If you stood at the corner of Cleveland Street and 164th Ave NE, you likely caught Nina’s “mini-museum”—a blue wooden light box filled with objects and photos collected around Redmond—either submitted by community members or gathered by the artist. She also worked with the Redmond Historical Society’s archives to incorporate images of Redmond’s past, revealing a rich, diverse pastiche of cultural communities.
According to Vichayapai, “These objects immortalize the everyday things that we find meaning in; they become a part of the place we live in, which results in a landscape that is as dynamic as the community is diverse.”

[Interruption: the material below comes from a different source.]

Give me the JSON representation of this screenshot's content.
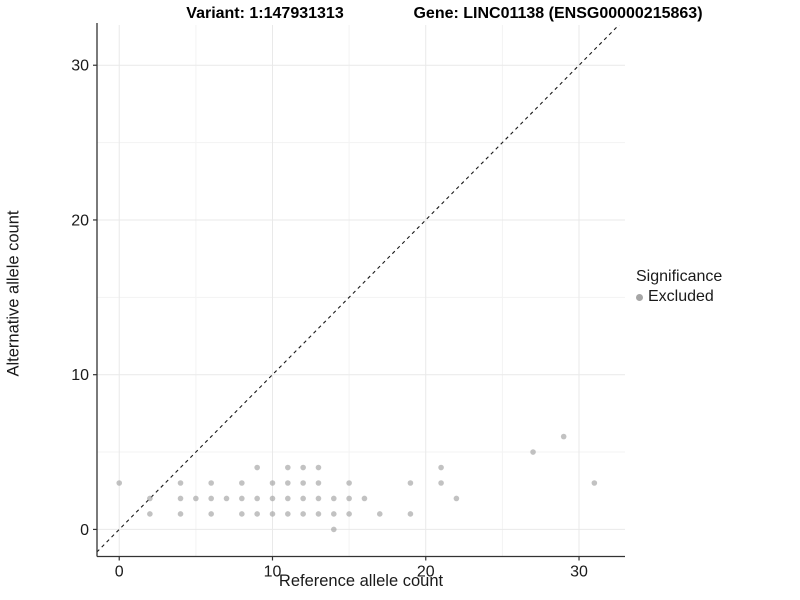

Inspired by Redmond’s Bear Creek site, where the oldest dated artifacts of human life in Western Washington were discovered in 2015, the artist notes, “This collection imagines what the archaeological artifacts of our time might look like.”
“Your Story, Our Story” mini-museum, Redmond Lights 2020. All photos courtesy of the artist.
Images from Society archives were acknowledged with the RHS logo and caption.
In addition, Nina Vichayapai uses fabric as language to reveal how surroundings embody personal and social histories. From the intimate privacy of homes to the ambiguity of wild landscapes, she explores physical spaces as expressions of the people who have shaped them. The artist’s work has been shown in museums, galleries, and community spaces across the West. Nina was born in Bangkok, Thailand, and currently lives between Seattle and Portland.
Left: Objects before resin. The objects were either imprinted in clay or preserved in resin to create “artifacts.” Right: Objects in resin.